3 Der Vater oder die Mutter können verlangen, dass ihr Anspruch auf persönlichen Verkehr geregelt wird.
Wie dem Wortlaut zu entnehmen ist, besteht in zeitlicher Hinsicht lediglich eine Beschränkung dahin gehend, dass der Anspruch auf persönlichen Verkehr das minderjährign Kind betrifft. Den persönlichen Kontakt mit volljährigen Kindern regelt Art. 272 ZGB, wobei es sich nicht um einen durchsetzbaren Rechtsanspruch handelt.
Da die Minderjährigkeit mit dem 18. Geburtstag endet (Art. 14 ZGB), besteht der zivilrechtliche Anspruch auf persönlichen Verkehr bis zu diesem Zeitpunkt. Aus sozialhilferechtlicher Sicht kommt es sodann nur noch darauf an, ob der Anspruch gelebt wird.
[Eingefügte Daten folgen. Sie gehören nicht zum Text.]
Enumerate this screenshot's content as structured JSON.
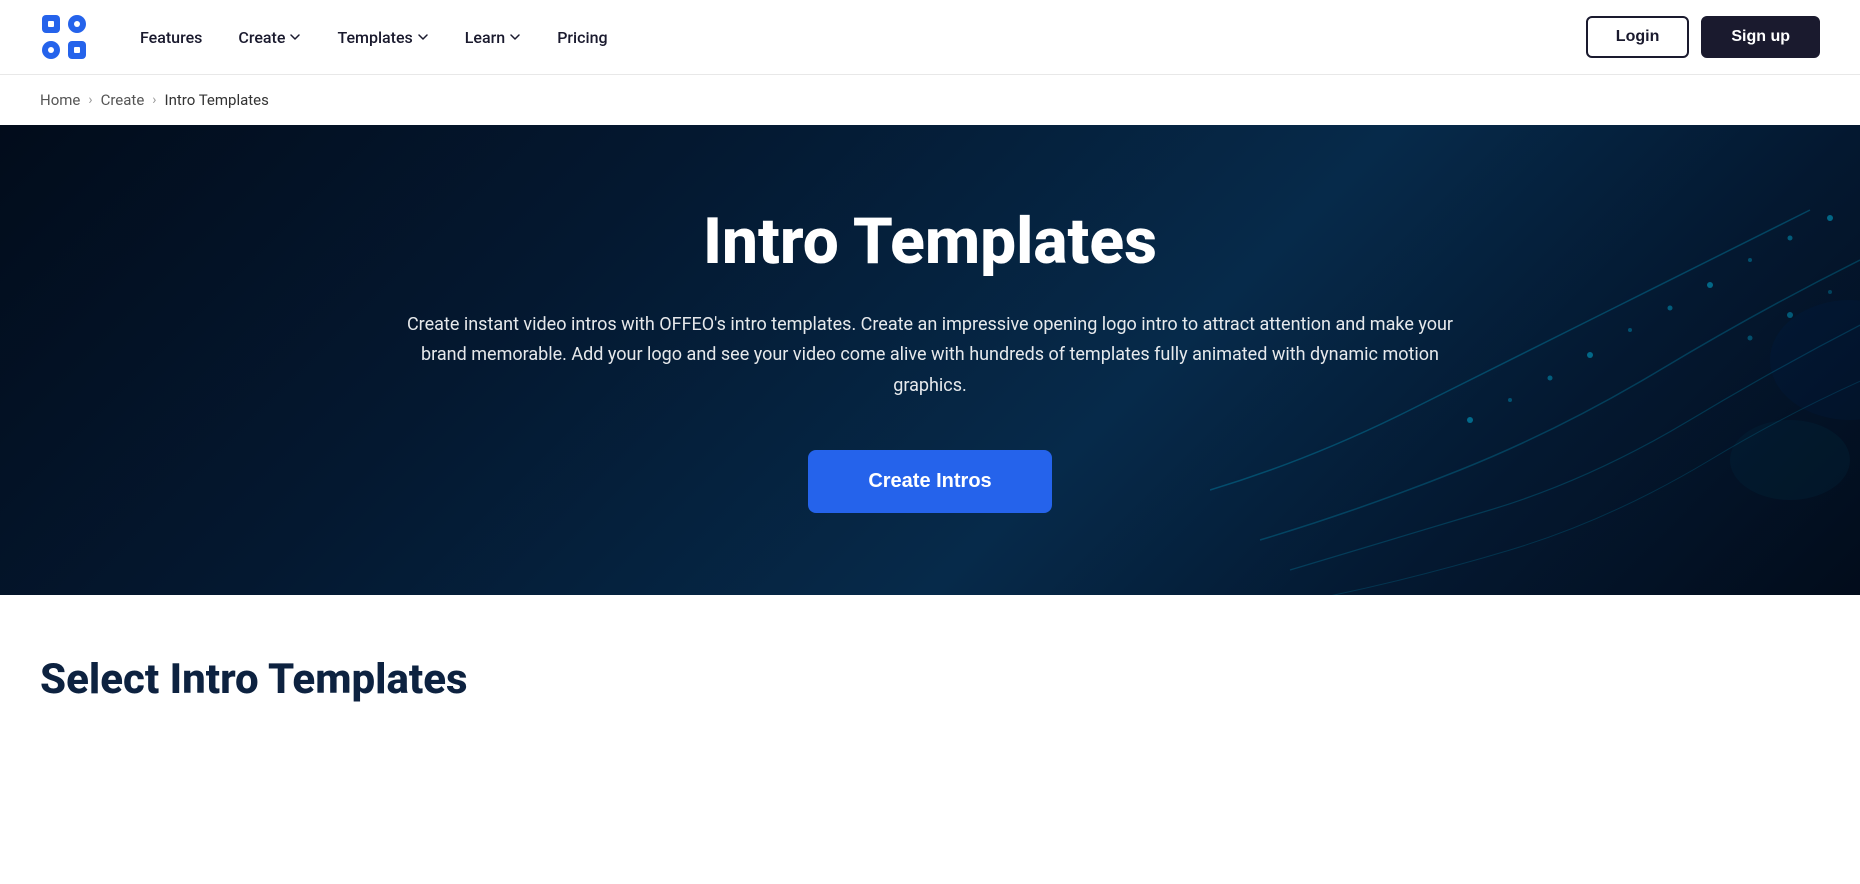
{
  "navbar": {
    "logo_alt": "OFFEO Logo",
    "links": [
      {
        "label": "Features",
        "has_dropdown": false
      },
      {
        "label": "Create",
        "has_dropdown": true
      },
      {
        "label": "Templates",
        "has_dropdown": true
      },
      {
        "label": "Learn",
        "has_dropdown": true
      },
      {
        "label": "Pricing",
        "has_dropdown": false
      }
    ],
    "login_label": "Login",
    "signup_label": "Sign up"
  },
  "breadcrumb": {
    "home": "Home",
    "create": "Create",
    "current": "Intro Templates"
  },
  "hero": {
    "title": "Intro Templates",
    "description": "Create instant video intros with OFFEO's intro templates. Create an impressive opening logo intro to attract attention and make your brand memorable. Add your logo and see your video come alive with hundreds of templates fully animated with dynamic motion graphics.",
    "cta_label": "Create Intros"
  },
  "below": {
    "section_title": "Select Intro Templates"
  }
}
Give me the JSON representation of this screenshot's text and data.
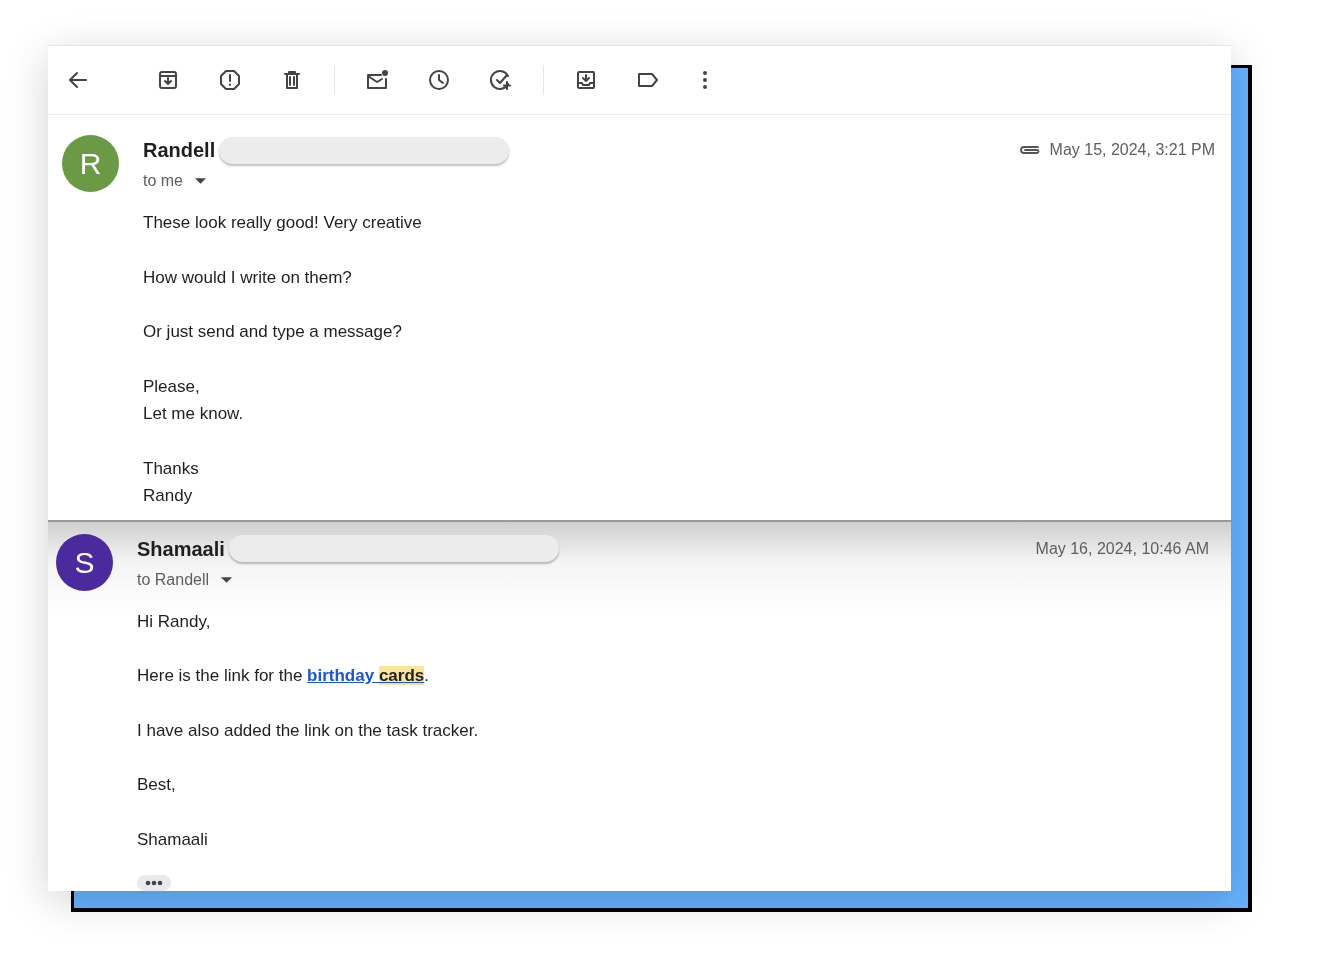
{
  "messages": [
    {
      "initial": "R",
      "color": "#6a9a45",
      "sender": "Randell",
      "recipient": "to me",
      "attachment": true,
      "date": "May 15, 2024, 3:21 PM",
      "shaded": false,
      "paragraphs": [
        [
          [
            {
              "kind": "text",
              "text": "These look really good! Very creative"
            }
          ]
        ],
        [
          [
            {
              "kind": "text",
              "text": "How would I write on them?"
            }
          ]
        ],
        [
          [
            {
              "kind": "text",
              "text": "Or just send and type a message?"
            }
          ]
        ],
        [
          [
            {
              "kind": "text",
              "text": "Please,"
            }
          ],
          [
            {
              "kind": "text",
              "text": "Let me know."
            }
          ]
        ],
        [
          [
            {
              "kind": "text",
              "text": "Thanks"
            }
          ],
          [
            {
              "kind": "text",
              "text": "Randy"
            }
          ]
        ]
      ],
      "show_trimmed": false
    },
    {
      "initial": "S",
      "color": "#4a2a9c",
      "sender": "Shamaali",
      "recipient": "to Randell",
      "attachment": false,
      "date": "May 16, 2024, 10:46 AM",
      "shaded": true,
      "paragraphs": [
        [
          [
            {
              "kind": "text",
              "text": "Hi Randy,"
            }
          ]
        ],
        [
          [
            {
              "kind": "text",
              "text": "Here is the link for the "
            },
            {
              "kind": "link",
              "text": "birthday ",
              "highlight": "cards"
            },
            {
              "kind": "text",
              "text": "."
            }
          ]
        ],
        [
          [
            {
              "kind": "text",
              "text": "I have also added the link on the task tracker."
            }
          ]
        ],
        [
          [
            {
              "kind": "text",
              "text": "Best,"
            }
          ]
        ],
        [
          [
            {
              "kind": "text",
              "text": "Shamaali"
            }
          ]
        ]
      ],
      "show_trimmed": true
    }
  ]
}
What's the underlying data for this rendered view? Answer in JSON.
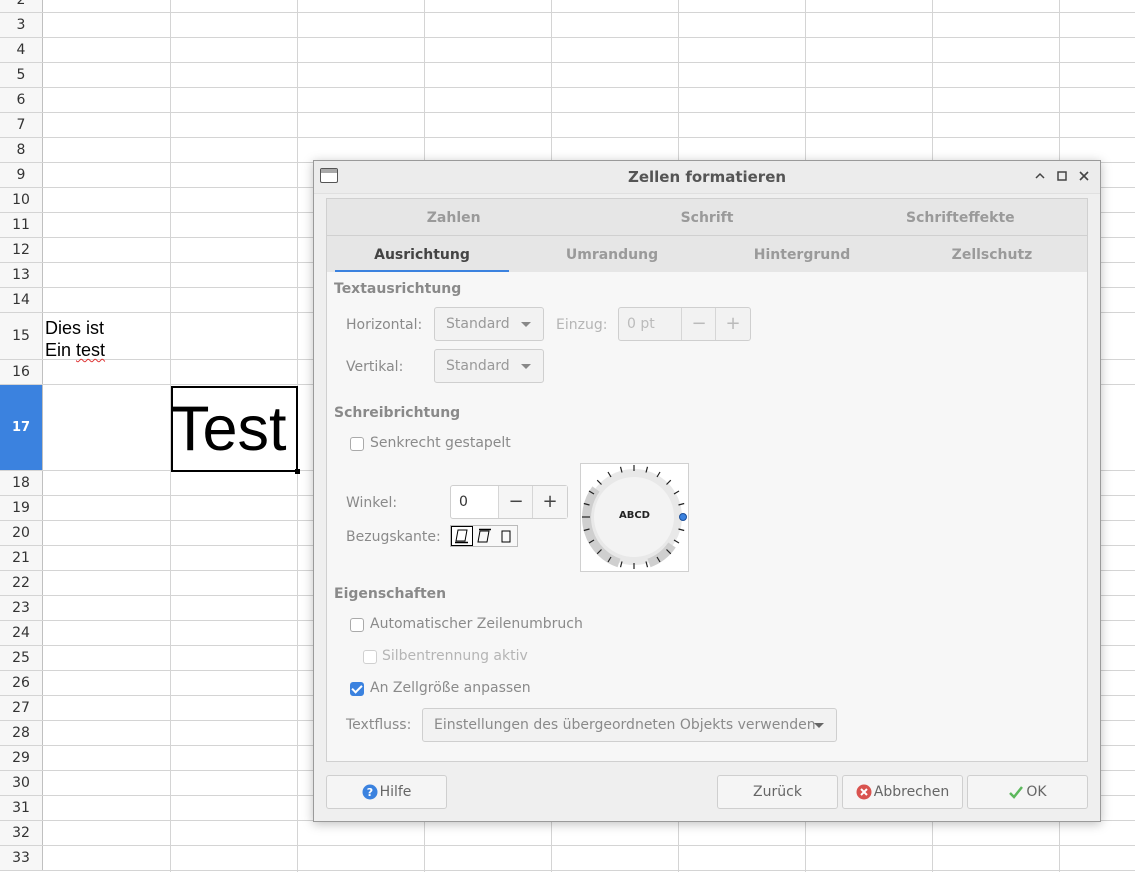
{
  "sheet": {
    "row_numbers": [
      "2",
      "3",
      "4",
      "5",
      "6",
      "7",
      "8",
      "9",
      "10",
      "11",
      "12",
      "13",
      "14",
      "15",
      "16",
      "17",
      "18",
      "19",
      "20",
      "21",
      "22",
      "23",
      "24",
      "25",
      "26",
      "27",
      "28",
      "29",
      "30",
      "31",
      "32",
      "33"
    ],
    "selected_row": "17",
    "a15_line1": "Dies ist",
    "a15_line2_prefix": "Ein ",
    "a15_line2_word": "test",
    "b17_text": "Test"
  },
  "dialog": {
    "title": "Zellen formatieren",
    "tabs_row1": [
      "Zahlen",
      "Schrift",
      "Schrifteffekte"
    ],
    "tabs_row2": [
      "Ausrichtung",
      "Umrandung",
      "Hintergrund",
      "Zellschutz"
    ],
    "active_tab": "Ausrichtung",
    "textausrichtung": {
      "heading": "Textausrichtung",
      "horizontal_label": "Horizontal:",
      "horizontal_value": "Standard",
      "einzug_label": "Einzug:",
      "einzug_value": "0 pt",
      "vertikal_label": "Vertikal:",
      "vertikal_value": "Standard"
    },
    "schreibrichtung": {
      "heading": "Schreibrichtung",
      "senkrecht_label": "Senkrecht gestapelt",
      "senkrecht_checked": false,
      "winkel_label": "Winkel:",
      "winkel_value": "0",
      "bezugskante_label": "Bezugskante:",
      "dial_text": "ABCD"
    },
    "eigenschaften": {
      "heading": "Eigenschaften",
      "umbruch_label": "Automatischer Zeilenumbruch",
      "umbruch_checked": false,
      "silben_label": "Silbentrennung aktiv",
      "silben_checked": false,
      "anpassen_label": "An Zellgröße anpassen",
      "anpassen_checked": true,
      "textfluss_label": "Textfluss:",
      "textfluss_value": "Einstellungen des übergeordneten Objekts verwenden"
    },
    "buttons": {
      "help": "Hilfe",
      "back": "Zurück",
      "cancel": "Abbrechen",
      "ok": "OK"
    },
    "colors": {
      "accent": "#3b82df",
      "cancel_red": "#d9534f",
      "ok_green": "#5cb85c",
      "help_blue": "#3b82df"
    }
  }
}
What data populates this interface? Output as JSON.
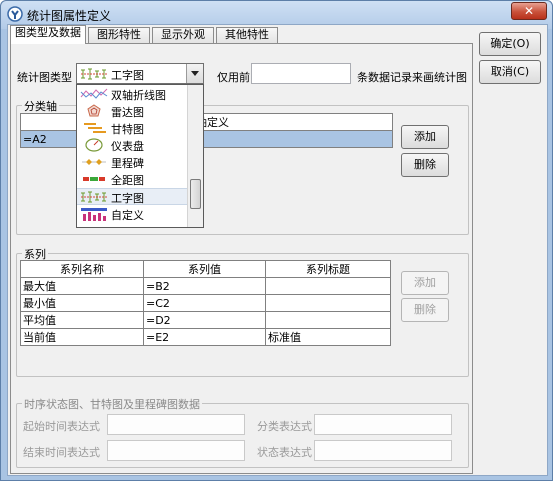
{
  "window": {
    "title": "统计图属性定义",
    "close_symbol": "✕"
  },
  "tabs": [
    {
      "label": "图类型及数据",
      "active": true
    },
    {
      "label": "图形特性",
      "active": false
    },
    {
      "label": "显示外观",
      "active": false
    },
    {
      "label": "其他特性",
      "active": false
    }
  ],
  "actions": {
    "ok_label": "确定(O)",
    "cancel_label": "取消(C)"
  },
  "chart_type": {
    "label": "统计图类型",
    "value": "工字图",
    "use_first_label": "仅用前",
    "use_first_value": "",
    "suffix_label": "条数据记录来画统计图"
  },
  "dropdown": {
    "options": [
      {
        "label": "双轴折线图",
        "icon": "dual-axis-line-icon"
      },
      {
        "label": "雷达图",
        "icon": "radar-chart-icon"
      },
      {
        "label": "甘特图",
        "icon": "gantt-chart-icon"
      },
      {
        "label": "仪表盘",
        "icon": "gauge-icon"
      },
      {
        "label": "里程碑",
        "icon": "milestone-icon"
      },
      {
        "label": "全距图",
        "icon": "range-chart-icon"
      },
      {
        "label": "工字图",
        "icon": "i-beam-chart-icon",
        "selected": true
      },
      {
        "label": "自定义",
        "icon": "custom-chart-icon"
      }
    ]
  },
  "category_axis": {
    "title": "分类轴",
    "column_header": "轴定义",
    "rows": [
      {
        "value": "=A2",
        "selected": true
      }
    ],
    "add_label": "添加",
    "delete_label": "删除"
  },
  "series": {
    "title": "系列",
    "headers": [
      "系列名称",
      "系列值",
      "系列标题"
    ],
    "rows": [
      [
        "最大值",
        "=B2",
        ""
      ],
      [
        "最小值",
        "=C2",
        ""
      ],
      [
        "平均值",
        "=D2",
        ""
      ],
      [
        "当前值",
        "=E2",
        "标准值"
      ]
    ],
    "add_label": "添加",
    "delete_label": "删除"
  },
  "timing": {
    "title": "时序状态图、甘特图及里程碑图数据",
    "start_label": "起始时间表达式",
    "end_label": "结束时间表达式",
    "category_label": "分类表达式",
    "state_label": "状态表达式",
    "start_value": "",
    "end_value": "",
    "category_value": "",
    "state_value": ""
  },
  "colors": {
    "selection": "#a9c4e3",
    "window_frame": "#a9c4e3",
    "close_button": "#c9523b"
  }
}
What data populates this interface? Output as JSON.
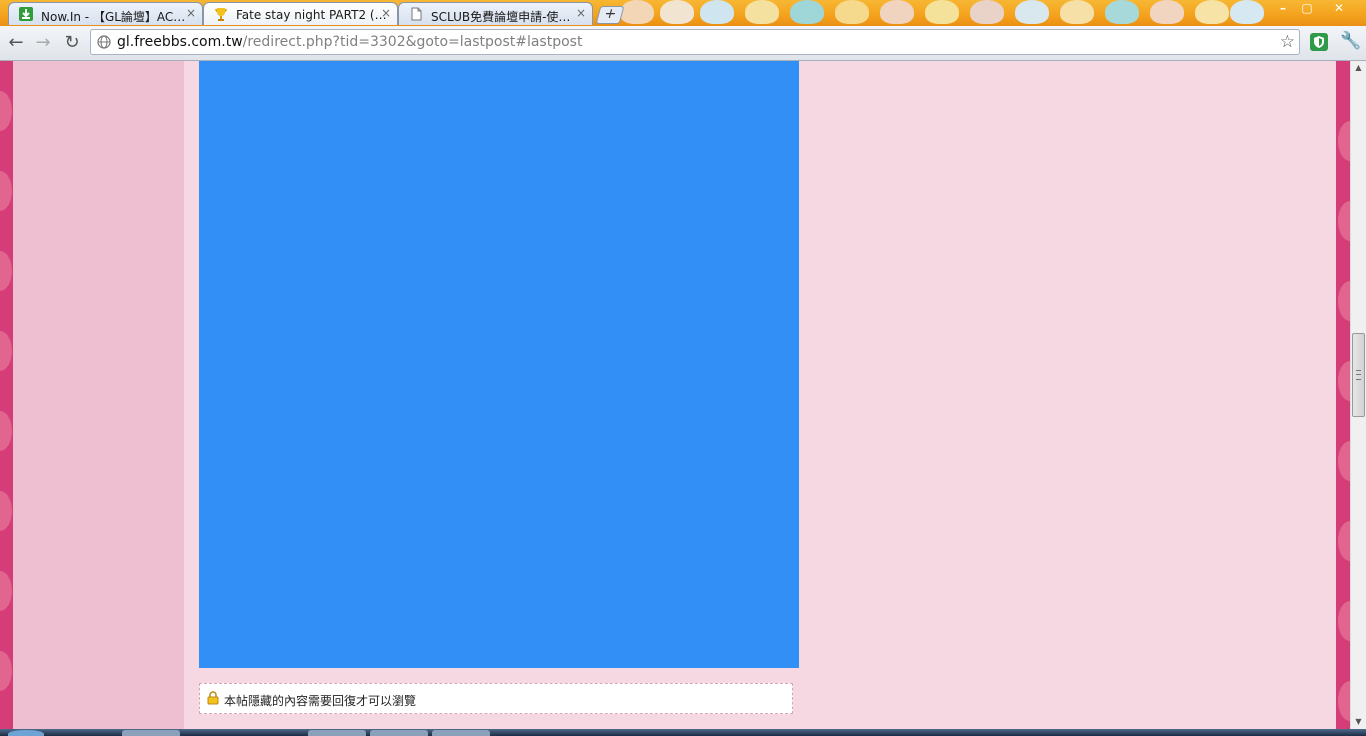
{
  "browser": {
    "tabs": [
      {
        "title": "Now.In - 【GL論壇】AC…",
        "favicon": "green-download-icon",
        "active": false
      },
      {
        "title": "Fate stay night PART2 (…",
        "favicon": "trophy-icon",
        "active": true
      },
      {
        "title": "SCLUB免費論壇申請-使…",
        "favicon": "document-icon",
        "active": false
      }
    ],
    "new_tab_label": "+",
    "window_controls": {
      "minimize": "–",
      "maximize": "▢",
      "close": "✕"
    },
    "toolbar": {
      "back_icon": "←",
      "forward_icon": "→",
      "reload_icon": "↻",
      "url_host": "gl.freebbs.com.tw",
      "url_path": "/redirect.php?tid=3302&goto=lastpost#lastpost",
      "star_icon": "☆",
      "wrench_icon": "🔧"
    }
  },
  "page": {
    "locked_notice": "本帖隱藏的內容需要回復才可以瀏覽",
    "image_color": "#318ff5",
    "background_color": "#f6d8e3",
    "accent_color": "#d43d78"
  },
  "scrollbar": {
    "up_arrow": "▲",
    "down_arrow": "▼"
  }
}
Ist dem so, hat die Sozialhilfe diesen Austausch nach ihren Möglichkeiten zu unterstützen. Dazu erwähnen die SKOS-RL, welche gemäss § 4 Abs. 2 SHV in dieser Frage für den Kanton Schwyz wegleitend sind, unter situationsbedingten Leistungen (C.1.3) Folgendes:
Besuchsrecht
Reisekosten und zusätzliche Auslagen wie Mehrkosten für Verpflegung und Miete im Zusammenhang mit der Ausübung des Besuchsrechts oder der Pflege wichtiger verwandtschaftlicher Beziehungen sind zu vergüten.
Dabei fällt auf, dass die SKOS-Richtlinien sich beim Besuchsrecht nicht nur auf die minderjährigen Kinder und den nicht obhutsberechtigten Elternteil beschränken. D.h. es ist durchaus möglich, dass wohl in Einzelfällen auch über das 18. Altersjahr hinaus, situationsbedingt die Ausübung des Besuchsrechts finanziert werden sollte.
Ich hoffe, Ihnen (dir) mit dieser Antwort weiterhelfen zu können.
Ich wünsche dir und deinem Team eine frohe Festtagszeit.
Ruth Schnyder
Liebe Ruth
Herzlichen Dank für deine Antwort.
Ich wünsche dir einen guten Rutsch und ein erfolgreiches 2018.